O filho nasce com pão debaixo do braço, mas não com o salário da mãe
“Visiones del Desarrollo” é uma seção oferecida pelo CAF -banco de desenvolvimento da América Latina- que analisa os principais temas de desenvolvimento da região. Os artigos contidos na seção são publicados simultaneamente nos sites do Página Siete (Bolívia). Portafolio (Colômbia), La Nación (Costa Rica), El Comercio (Equador), La Prensa (Panamá), ABC Color (Paraguai), El Comercio (Peru), El País (Uruguai), El Nacional (Venezuela).
O esforço de milhões de mulheres para ingressar no mercado de trabalho foi ameaçado pela pandemia. Em 2020, um total de 14,3 milhões de mulheres na América Latina ficaram desempregadas, 1,7 milhão a mais que os 12,6 milhões de 2019, segundo dados da Organização Internacional do Trabalho (OIT).
O panorama é igualmente dramático em todo o mundo, diante da contração do emprego feminino de 5%, em comparação com 3,9% do emprego masculino; soma-se a isso o alerta da OIT, em relatório recente, sobre o aumento das responsabilidades domésticas derivadas do confinamento, devido à crise que tem representado o risco de um “retorno ao convencional” no que diz respeito aos papéis de gênero.
A ONU Mulheres também vem soando o alarme, ao notar que o progresso no acesso das mulheres ao trabalho remunerado estagnou nos últimos 20 anos. Menos de dois terços das mulheres (62%) com idades entre 25 e 54 anos fazem parte da população ativa, em comparação com mais de nove em cada dez (93%) homens.
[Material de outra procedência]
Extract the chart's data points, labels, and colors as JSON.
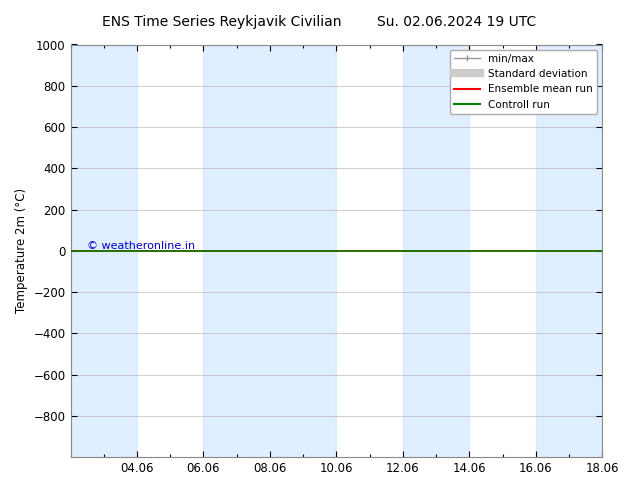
{
  "title": "ENS Time Series Reykjavik Civilian",
  "title_date": "Su. 02.06.2024 19 UTC",
  "ylabel": "Temperature 2m (°C)",
  "background_color": "#ffffff",
  "plot_bg_color": "#ffffff",
  "ylim": [
    -1000,
    1000
  ],
  "yticks": [
    -800,
    -600,
    -400,
    -200,
    0,
    200,
    400,
    600,
    800,
    1000
  ],
  "xtick_labels": [
    "04.06",
    "06.06",
    "08.06",
    "10.06",
    "12.06",
    "14.06",
    "16.06",
    "18.06"
  ],
  "xtick_positions": [
    2,
    4,
    6,
    8,
    10,
    12,
    14,
    16
  ],
  "xlim": [
    0,
    16
  ],
  "shaded_color": "#cce5ff",
  "shaded_alpha": 0.6,
  "ensemble_mean_color": "#ff0000",
  "control_run_color": "#008000",
  "watermark": "© weatheronline.in",
  "watermark_color": "#0000cc",
  "legend_items": [
    {
      "label": "min/max",
      "color": "#aaaaaa"
    },
    {
      "label": "Standard deviation",
      "color": "#cccccc"
    },
    {
      "label": "Ensemble mean run",
      "color": "#ff0000"
    },
    {
      "label": "Controll run",
      "color": "#008000"
    }
  ],
  "grid_color": "#bbbbbb",
  "shaded_regions": [
    [
      0,
      2
    ],
    [
      4,
      8
    ],
    [
      10,
      12
    ],
    [
      14,
      16
    ]
  ]
}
“Em 2020, na média global, as mulheres ocupavam 4,4% dos cargos de direção geral, o que representa apenas 16,9% das posições em conselhos de administração, 25% dos assentos em parlamentos nacionais e 13% do total de pessoas envolvidas em negociações de paz”, afirmou a diretora executiva da ONU Mulheres, Phumzile Mlambo-Ngcuka.
Maternidade e emprego
Soma-se à situação sanitária e seus efeitos na economia uma barreira estrutural: a maternidade. Um estudo do CAF -banco de desenvolvimento da América Latina, revela que a maternidade reduz a oferta de mão-de-obra feminina e favorece opções ocupacionais mais flexíveis, em regime de meio período, trabalho autônomo e a informalidade. Além disso, esses efeitos, que surgem imediatamente após o parto, não desaparecem no médio ou longo prazos.
O estudo, que analisa trajetórias profissionais de mães e pais no Chile, México, Peru e Uruguai, evidencia que o nascimento do primeiro filho fomenta empregos que permitem maior flexibilidade de horário entre as mulheres, mas não entre os homens. Por exemplo, a maternidade aumenta a taxa de trabalhos de meio período entre mães de 16% a 29% no médio prazo, dependendo do país, e de até 43% no longo prazo.
“Da mesma forma, a chegada do primeiro filho desencadeia um aumento significativo nas taxas de trabalho autônomo e informal para as mães, mas não para os pais. No médio prazo, as taxas de trabalho autônomo para mães permanecem entre 17% e 42%, acima da situação anterior ao nascimento dos filhos, enquanto a informalidade aumenta entre 16% e 50%, dependendo do país analisado”, afirma Dolores de la Mata, diretora do CAF e coautora do relatório.
O estudo mostra que, nos países onde as normas sociais sobre papéis de gênero são mais igualitárias ou onde há melhores políticas de conciliação trabalho-família, a participação profissional das mulheres mães tende a ser mais semelhante à das não mães, ou seja, o custo da maternidade no mercado de trabalho é menor.
”A promoção de políticas que fomentem a corresponsabilidade no lar, bem como as que permitam maior conciliação da vida familiar e da profissional são pilares fundamentais para estimular a participação profissional das mulheres, melhorar a qualidade dos empregos femininos e reduzir as disparidades de gênero nas remunerações”, acrescenta Dolores de la Mata.
Antes da pandemia, já era difícil para uma mulher ter acesso ao mercado de trabalho e, para aquelas empregadas, ter um filho não garantia a manutenção do emprego de tempo integral, o que as leva a empregos de meio período ou à informalidade. A crise desequilibrou ainda mais a balança, que somente por meio do compromisso social e políticas eficazes poderá ser reequilibrada no médio prazo.